14 Mayıs Milletvekili Genel Seçimleri'nde AK Parti'den Samsun milletvekili seçilen, Genel Başkan Yardımcısı Çiğdem Karaaslan, Yusuf Ziya Yılmaz, Orhan Kırcalı ve Ersan Aksu, mazbatalarını aldı. Çıkışta gazetecilerin sorularını yanıtlayan AK Parti Genel Başkan Yardımcısı Çiğdem Karaaslan, 'Milli iradenin sandığa yansımasında göstermiş oldukları destek ve tavır için tüm milletimize teşekkür ediyorum' diye konuştu.

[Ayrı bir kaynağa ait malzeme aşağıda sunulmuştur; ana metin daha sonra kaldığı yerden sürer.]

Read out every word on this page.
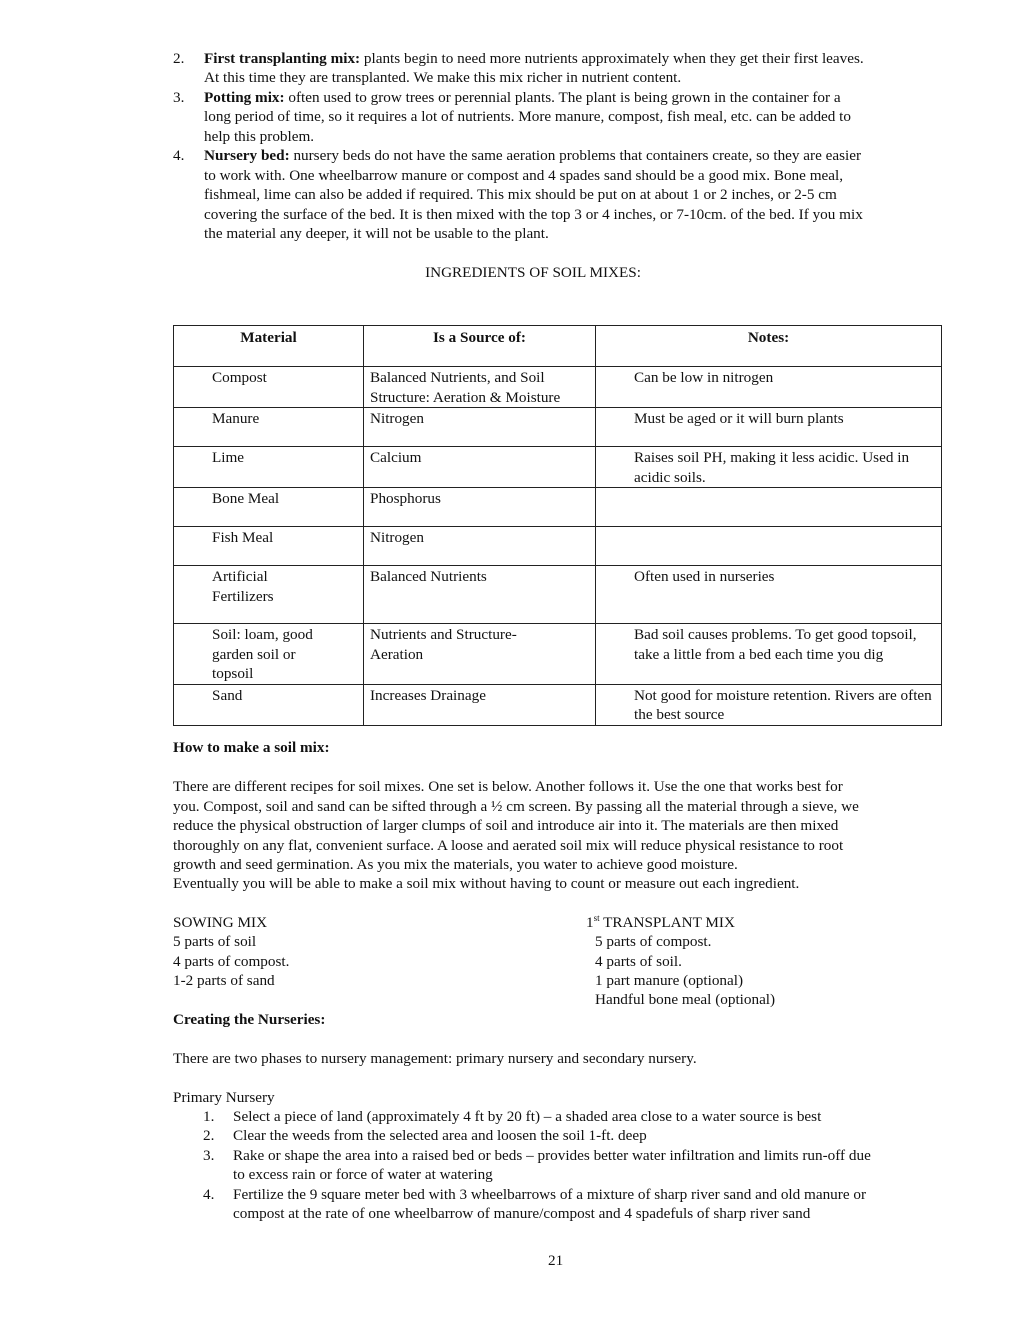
2. First transplanting mix: plants begin to need more nutrients approximately when they get their first leaves.
At this time they are transplanted. We make this mix richer in nutrient content.
3. Potting mix: often used to grow trees or perennial plants. The plant is being grown in the container for a
long period of time, so it requires a lot of nutrients. More manure, compost, fish meal, etc. can be added to
help this problem.
4. Nursery bed: nursery beds do not have the same aeration problems that containers create, so they are easier
to work with. One wheelbarrow manure or compost and 4 spades sand should be a good mix. Bone meal,
fishmeal, lime can also be added if required. This mix should be put on at about 1 or 2 inches, or 2-5 cm
covering the surface of the bed. It is then mixed with the top 3 or 4 inches, or 7-10cm. of the bed. If you mix
the material any deeper, it will not be usable to the plant.
INGREDIENTS OF SOIL MIXES:
Material	Is a Source of:	Notes:
Compost	Balanced Nutrients, and Soil Structure: Aeration & Moisture	Can be low in nitrogen
Manure	Nitrogen	Must be aged or it will burn plants
Lime	Calcium	Raises soil PH, making it less acidic. Used in acidic soils.
Bone Meal	Phosphorus	
Fish Meal	Nitrogen	
Artificial Fertilizers	Balanced Nutrients	Often used in nurseries
Soil: loam, good garden soil or topsoil	Nutrients and Structure-Aeration	Bad soil causes problems. To get good topsoil, take a little from a bed each time you dig
Sand	Increases Drainage	Not good for moisture retention. Rivers are often the best source
How to make a soil mix:
There are different recipes for soil mixes. One set is below. Another follows it. Use the one that works best for
you. Compost, soil and sand can be sifted through a ½ cm screen. By passing all the material through a sieve, we
reduce the physical obstruction of larger clumps of soil and introduce air into it. The materials are then mixed
thoroughly on any flat, convenient surface. A loose and aerated soil mix will reduce physical resistance to root
growth and seed germination. As you mix the materials, you water to achieve good moisture.
Eventually you will be able to make a soil mix without having to count or measure out each ingredient.
SOWING MIX
5 parts of soil
4 parts of compost.
1-2 parts of sand
1st TRANSPLANT MIX
5 parts of compost.
4 parts of soil.
1 part manure (optional)
Handful bone meal (optional)
Creating the Nurseries:
There are two phases to nursery management: primary nursery and secondary nursery.
Primary Nursery
1. Select a piece of land (approximately 4 ft by 20 ft) – a shaded area close to a water source is best
2. Clear the weeds from the selected area and loosen the soil 1-ft. deep
3. Rake or shape the area into a raised bed or beds – provides better water infiltration and limits run-off due
to excess rain or force of water at watering
4. Fertilize the 9 square meter bed with 3 wheelbarrows of a mixture of sharp river sand and old manure or
compost at the rate of one wheelbarrow of manure/compost and 4 spadefuls of sharp river sand
21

'BİZ HEP BÜYÜK TÜRKİYE ZAFERİ DEDİK'
Türkiye'nin önemli bir tarihi süreçten geçtiğini söyleyen Karaaslan, 'Meclis açısından milletimiz yine AK Parti'yi Cumhur İttifakı'nı çok yüksek bir teveccühle 323 milletvekilimiz ile birlikte TBMM çatısı altında temsil etme görevini bize vermiş oldu. Türkiye Cumhuriyeti demokrasisi gerçekten ağır bedeller ödemiş ve her zaman demokrasiye ve onun kazanımlarına sahip çıkmıştır. Bu kez de çok demokratik bir şekilde yüksek bir katılımla seçimler gerçekleşti. Sonucunda, Cumhurbaşkanımız Recep Tayyip Erdoğan'ın dünya tarihinde görülmeyecek bir teveccühle ve destekle birlikte yeniden cumhurbaşkanı seçilmesiyle neticelendi. Biz hep büyük Türkiye zaferi dedik ama bu yalnızca bize oy verenlerin değil, aslında bir büyük millet olarak hepimizin kazanacağı bir seçim ve zafer sürecini tayin ettik. Hamdolsun öyle de neticelendi' dedi.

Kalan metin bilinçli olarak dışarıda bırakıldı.